Part (iv)(b). Suppose $(K,N)$ is a solution with $c=1$, so $2N^2=K(K+1)$. We must show that $N^{\prime }=3N+2K+1$ and $K^{\prime }=4N+3K+1$ also satisfy $2N^{\prime 2}=K^{\prime }(K^{\prime }+1)$.

It suffices to show $2N^{\prime 2}-K^{\prime }(K^{\prime }+1)=0$. Expanding:$$2N^{\prime 2}=2(3N+2K+1{)}^2=18N^2+8K^2+24NK+12N+8K+2,$$$$K^{\prime }(K^{\prime }+1)=(4N+3K+1)(4N+3K+2)=16N^2+9K^2+24NK+12N+9K+2.$$Subtracting:$$2N^{\prime 2}-K^{\prime }(K^{\prime }+1)=2N^2-K^2-K=2N^2-K(K+1)=0,$$using the hypothesis.
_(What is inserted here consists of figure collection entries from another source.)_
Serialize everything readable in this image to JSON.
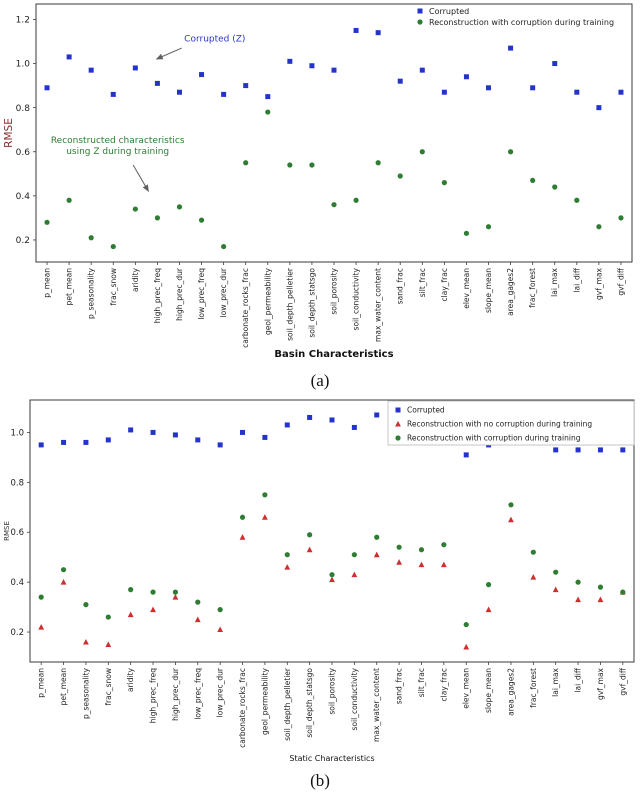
{
  "figure": {
    "captions": [
      "(a)",
      "(b)"
    ]
  },
  "chart_data": [
    {
      "type": "scatter",
      "title": "",
      "xlabel": "Basin Characteristics",
      "ylabel": "RMSE",
      "ylabel_color": "#8b3030",
      "ylim": [
        0.1,
        1.27
      ],
      "yticks": [
        0.2,
        0.4,
        0.6,
        0.8,
        1.0,
        1.2
      ],
      "grid": false,
      "legend_position": "upper right",
      "categories": [
        "p_mean",
        "pet_mean",
        "p_seasonality",
        "frac_snow",
        "aridity",
        "high_prec_freq",
        "high_prec_dur",
        "low_prec_freq",
        "low_prec_dur",
        "carbonate_rocks_frac",
        "geol_permeability",
        "soil_depth_pelletier",
        "soil_depth_statsgo",
        "soil_porosity",
        "soil_conductivity",
        "max_water_content",
        "sand_frac",
        "silt_frac",
        "clay_frac",
        "elev_mean",
        "slope_mean",
        "area_gages2",
        "frac_forest",
        "lai_max",
        "lai_diff",
        "gvf_max",
        "gvf_diff"
      ],
      "series": [
        {
          "name": "Corrupted",
          "marker": "square",
          "color": "#2433cc",
          "values": [
            0.89,
            1.03,
            0.97,
            0.86,
            0.98,
            0.91,
            0.87,
            0.95,
            0.86,
            0.9,
            0.85,
            1.01,
            0.99,
            0.97,
            1.15,
            1.14,
            0.92,
            0.97,
            0.87,
            0.94,
            0.89,
            1.07,
            0.89,
            1.0,
            0.87,
            0.8,
            0.87
          ]
        },
        {
          "name": "Reconstruction with corruption during training",
          "marker": "circle",
          "color": "#2e7d32",
          "values": [
            0.28,
            0.38,
            0.21,
            0.17,
            0.34,
            0.3,
            0.35,
            0.29,
            0.17,
            0.55,
            0.78,
            0.54,
            0.54,
            0.36,
            0.38,
            0.55,
            0.49,
            0.6,
            0.46,
            0.23,
            0.26,
            0.6,
            0.47,
            0.44,
            0.38,
            0.26,
            0.3
          ]
        }
      ],
      "annotations": [
        {
          "lines": [
            "Corrupted (Z)"
          ],
          "color": "#2a35cc",
          "anchor": "middle",
          "label_xi": 7.6,
          "label_val": 1.1,
          "from_xi": 6.1,
          "from_val": 1.07,
          "to_xi": 4.95,
          "to_val": 1.02
        },
        {
          "lines": [
            "Reconstructed characteristics",
            "using Z during training"
          ],
          "color": "#2e7d32",
          "anchor": "middle",
          "label_xi": 3.2,
          "label_val": 0.64,
          "from_xi": 3.9,
          "from_val": 0.54,
          "to_xi": 4.6,
          "to_val": 0.42
        }
      ]
    },
    {
      "type": "scatter",
      "title": "",
      "xlabel": "Static Characteristics",
      "ylabel": "RMSE",
      "ylabel_color": "#333333",
      "ylim": [
        0.08,
        1.13
      ],
      "yticks": [
        0.2,
        0.4,
        0.6,
        0.8,
        1.0
      ],
      "grid": false,
      "legend_position": "upper right",
      "categories": [
        "p_mean",
        "pet_mean",
        "p_seasonality",
        "frac_snow",
        "aridity",
        "high_prec_freq",
        "high_prec_dur",
        "low_prec_freq",
        "low_prec_dur",
        "carbonate_rocks_frac",
        "geol_permeability",
        "soil_depth_pelletier",
        "soil_depth_statsgo",
        "soil_porosity",
        "soil_conductivity",
        "max_water_content",
        "sand_frac",
        "silt_frac",
        "clay_frac",
        "elev_mean",
        "slope_mean",
        "area_gages2",
        "frac_forest",
        "lai_max",
        "lai_diff",
        "gvf_max",
        "gvf_diff"
      ],
      "series": [
        {
          "name": "Corrupted",
          "marker": "square",
          "color": "#2433cc",
          "values": [
            0.95,
            0.96,
            0.96,
            0.97,
            1.01,
            1.0,
            0.99,
            0.97,
            0.95,
            1.0,
            0.98,
            1.03,
            1.06,
            1.05,
            1.02,
            1.07,
            1.08,
            1.08,
            1.03,
            0.91,
            0.95,
            1.05,
            0.97,
            0.93,
            0.93,
            0.93,
            0.93
          ]
        },
        {
          "name": "Reconstruction with no corruption during training",
          "marker": "triangle",
          "color": "#cf2e2e",
          "values": [
            0.22,
            0.4,
            0.16,
            0.15,
            0.27,
            0.29,
            0.34,
            0.25,
            0.21,
            0.58,
            0.66,
            0.46,
            0.53,
            0.41,
            0.43,
            0.51,
            0.48,
            0.47,
            0.47,
            0.14,
            0.29,
            0.65,
            0.42,
            0.37,
            0.33,
            0.33,
            0.36
          ]
        },
        {
          "name": "Reconstruction with corruption during training",
          "marker": "circle",
          "color": "#2e7d32",
          "values": [
            0.34,
            0.45,
            0.31,
            0.26,
            0.37,
            0.36,
            0.36,
            0.32,
            0.29,
            0.66,
            0.75,
            0.51,
            0.59,
            0.43,
            0.51,
            0.58,
            0.54,
            0.53,
            0.55,
            0.23,
            0.39,
            0.71,
            0.52,
            0.44,
            0.4,
            0.38,
            0.36
          ]
        }
      ],
      "annotations": []
    }
  ]
}
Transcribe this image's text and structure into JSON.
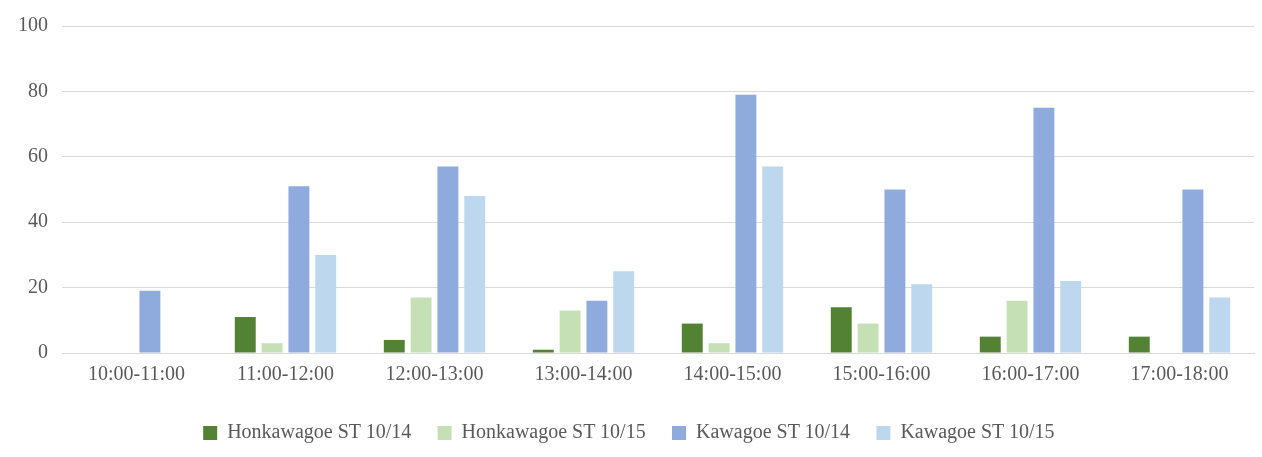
{
  "chart_data": {
    "type": "bar",
    "categories": [
      "10:00-11:00",
      "11:00-12:00",
      "12:00-13:00",
      "13:00-14:00",
      "14:00-15:00",
      "15:00-16:00",
      "16:00-17:00",
      "17:00-18:00"
    ],
    "series": [
      {
        "name": "Honkawagoe ST 10/14",
        "color": "#548235",
        "values": [
          0,
          11,
          4,
          1,
          9,
          14,
          5,
          5
        ]
      },
      {
        "name": "Honkawagoe ST 10/15",
        "color": "#c5e0b4",
        "values": [
          0,
          3,
          17,
          13,
          3,
          9,
          16,
          0
        ]
      },
      {
        "name": "Kawagoe ST 10/14",
        "color": "#8faadc",
        "values": [
          19,
          51,
          57,
          16,
          79,
          50,
          75,
          50
        ]
      },
      {
        "name": "Kawagoe ST 10/15",
        "color": "#bdd7ee",
        "values": [
          0,
          30,
          48,
          25,
          57,
          21,
          22,
          17
        ]
      }
    ],
    "ylim": [
      0,
      100
    ],
    "yticks": [
      0,
      20,
      40,
      60,
      80,
      100
    ],
    "grid": "y",
    "legend": "bottom"
  }
}
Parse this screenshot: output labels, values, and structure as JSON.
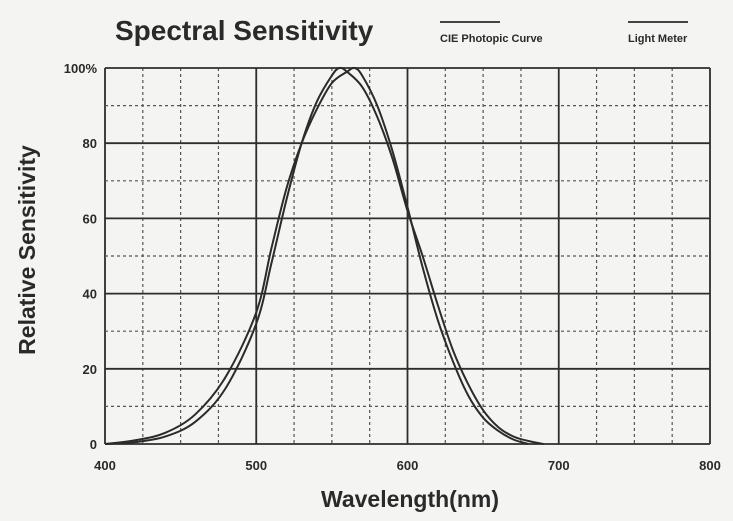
{
  "chart_data": {
    "type": "line",
    "title": "Spectral Sensitivity",
    "xlabel": "Wavelength(nm)",
    "ylabel": "Relative Sensitivity",
    "xlim": [
      400,
      800
    ],
    "ylim": [
      0,
      100
    ],
    "x_ticks": [
      "400",
      "500",
      "600",
      "700",
      "800"
    ],
    "y_ticks": [
      "0",
      "20",
      "40",
      "60",
      "80",
      "100%"
    ],
    "grid": true,
    "legend_position": "top-right",
    "legend": [
      "CIE Photopic Curve",
      "Light Meter"
    ],
    "series": [
      {
        "name": "CIE Photopic Curve",
        "x": [
          400,
          420,
          440,
          460,
          480,
          500,
          510,
          520,
          530,
          540,
          550,
          555,
          560,
          570,
          580,
          590,
          600,
          610,
          620,
          630,
          640,
          650,
          660,
          670,
          680,
          690
        ],
        "y": [
          0,
          0.5,
          2,
          6,
          15,
          32,
          48,
          65,
          80,
          91,
          98,
          100,
          99,
          95,
          87,
          76,
          62,
          50,
          37,
          25,
          16,
          9,
          4.5,
          2,
          0.8,
          0
        ]
      },
      {
        "name": "Light Meter",
        "x": [
          400,
          420,
          440,
          460,
          480,
          500,
          510,
          520,
          530,
          540,
          550,
          560,
          565,
          570,
          580,
          590,
          600,
          610,
          620,
          630,
          640,
          650,
          660,
          670,
          680
        ],
        "y": [
          0,
          1,
          3,
          8,
          18,
          35,
          52,
          68,
          80,
          89,
          96,
          99,
          100,
          98,
          90,
          78,
          63,
          47,
          33,
          22,
          13,
          7,
          3.5,
          1.2,
          0
        ]
      }
    ]
  },
  "colors": {
    "background": "#f4f4f2",
    "ink": "#2b2b2b"
  }
}
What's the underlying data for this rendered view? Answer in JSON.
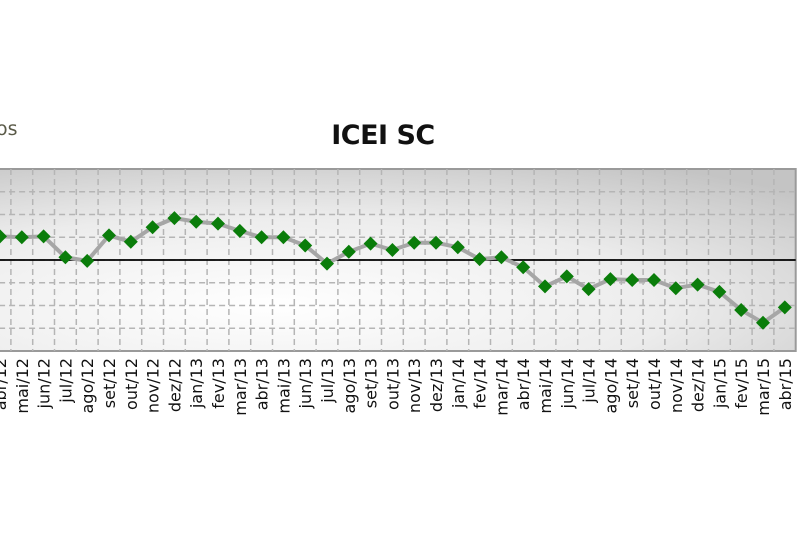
{
  "header": {
    "cut_text": "os"
  },
  "chart_data": {
    "type": "line",
    "title": "ICEI SC",
    "xlabel": "",
    "ylabel": "",
    "ylim": [
      40,
      60
    ],
    "grid": true,
    "reference_line": 50,
    "colors": {
      "marker": "#0a7d0a",
      "line": "#a6a6a6",
      "reference": "#000000"
    },
    "categories": [
      "abr/12",
      "mai/12",
      "jun/12",
      "jul/12",
      "ago/12",
      "set/12",
      "out/12",
      "nov/12",
      "dez/12",
      "jan/13",
      "fev/13",
      "mar/13",
      "abr/13",
      "mai/13",
      "jun/13",
      "jul/13",
      "ago/13",
      "set/13",
      "out/13",
      "nov/13",
      "dez/13",
      "jan/14",
      "fev/14",
      "mar/14",
      "abr/14",
      "mai/14",
      "jun/14",
      "jul/14",
      "ago/14",
      "set/14",
      "out/14",
      "nov/14",
      "dez/14",
      "jan/15",
      "fev/15",
      "mar/15",
      "abr/15"
    ],
    "values": [
      52.6,
      52.5,
      52.6,
      50.3,
      49.9,
      52.7,
      52.0,
      53.6,
      54.6,
      54.2,
      54.0,
      53.2,
      52.5,
      52.5,
      51.6,
      49.6,
      50.9,
      51.8,
      51.1,
      51.9,
      51.9,
      51.4,
      50.1,
      50.3,
      49.2,
      47.1,
      48.2,
      46.8,
      47.9,
      47.8,
      47.8,
      46.9,
      47.3,
      46.5,
      44.5,
      43.1,
      44.8
    ]
  }
}
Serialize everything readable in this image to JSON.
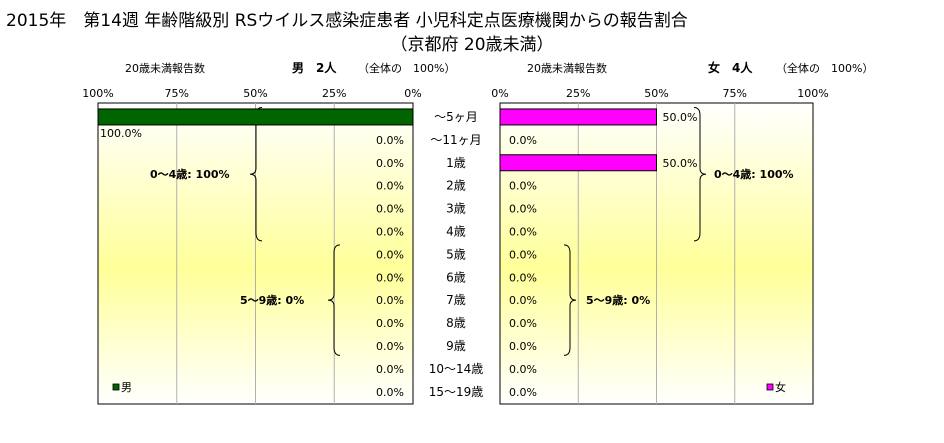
{
  "title": "2015年　第14週 年齢階級別 RSウイルス感染症患者 小児科定点医療機関からの報告割合",
  "subtitle": "（京都府 20歳未満）",
  "chart_data": {
    "type": "bar",
    "categories": [
      "～5ヶ月",
      "～11ヶ月",
      "1歳",
      "2歳",
      "3歳",
      "4歳",
      "5歳",
      "6歳",
      "7歳",
      "8歳",
      "9歳",
      "10～14歳",
      "15～19歳"
    ],
    "panels": [
      {
        "side": "left",
        "count_label": "20歳未満報告数",
        "header": "男　2人",
        "total": "（全体の　100%）",
        "ticks": [
          "100%",
          "75%",
          "50%",
          "25%",
          "0%"
        ],
        "legend": "男",
        "color": "#006400",
        "series": [
          {
            "name": "男",
            "values": [
              100,
              0,
              0,
              0,
              0,
              0,
              0,
              0,
              0,
              0,
              0,
              0,
              0
            ]
          }
        ],
        "value_labels": [
          "100.0%",
          "0.0%",
          "0.0%",
          "0.0%",
          "0.0%",
          "0.0%",
          "0.0%",
          "0.0%",
          "0.0%",
          "0.0%",
          "0.0%",
          "0.0%",
          "0.0%"
        ],
        "brackets": [
          {
            "label": "0～4歳: 100%",
            "from": 0,
            "to": 5
          },
          {
            "label": "5～9歳: 0%",
            "from": 6,
            "to": 10
          }
        ]
      },
      {
        "side": "right",
        "count_label": "20歳未満報告数",
        "header": "女　4人",
        "total": "（全体の　100%）",
        "ticks": [
          "0%",
          "25%",
          "50%",
          "75%",
          "100%"
        ],
        "legend": "女",
        "color": "#ff00ff",
        "series": [
          {
            "name": "女",
            "values": [
              50,
              0,
              50,
              0,
              0,
              0,
              0,
              0,
              0,
              0,
              0,
              0,
              0
            ]
          }
        ],
        "value_labels": [
          "50.0%",
          "0.0%",
          "50.0%",
          "0.0%",
          "0.0%",
          "0.0%",
          "0.0%",
          "0.0%",
          "0.0%",
          "0.0%",
          "0.0%",
          "0.0%",
          "0.0%"
        ],
        "brackets": [
          {
            "label": "0～4歳: 100%",
            "from": 0,
            "to": 5
          },
          {
            "label": "5～9歳: 0%",
            "from": 6,
            "to": 10
          }
        ]
      }
    ],
    "xlim": [
      0,
      100
    ],
    "grid": true
  }
}
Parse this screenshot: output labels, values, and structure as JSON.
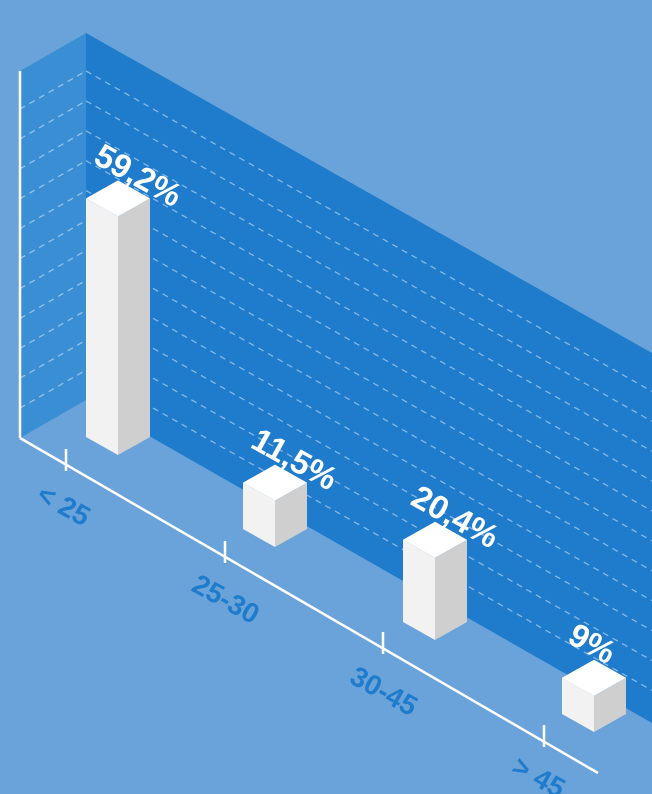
{
  "chart_data": {
    "type": "bar",
    "categories": [
      "< 25",
      "25-30",
      "30-45",
      "> 45"
    ],
    "values": [
      59.2,
      11.5,
      20.4,
      9
    ],
    "value_labels": [
      "59,2%",
      "11,5%",
      "20,4%",
      "9%"
    ],
    "style": "3d-isometric",
    "grid": true
  },
  "colors": {
    "background": "#6aa3d9",
    "wall": "#1f7ccc",
    "side_wall": "#3a8fd4",
    "bar_left_face": "#f2f2f2",
    "bar_right_face": "#cfcfcf",
    "bar_top_face": "#ffffff",
    "axis": "#ffffff",
    "value_label": "#ffffff",
    "category_label": "#1f7ccc"
  }
}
Hence $(K^{\prime },N^{\prime })$ is also a solution. $\square$

Part (iv)(c). Starting from $(K,N)=(8,6)$ and applying the recurrence once:$$N^{\prime }=3(6)+2(8)+1=35,K^{\prime }=4(6)+3(8)+1=49.$$So $(k,n)=(49,35)$ is a solution. Applying the recurrence again:$$N^{\prime \prime }=3(35)+2(49)+1=204,K^{\prime \prime }=4(35)+3(49)+1=288.$$So $(k,n)=(288,204)$ is another solution. The two further values of $k$ are $49$ (with $n=35$) and $288$ (with $n=204$).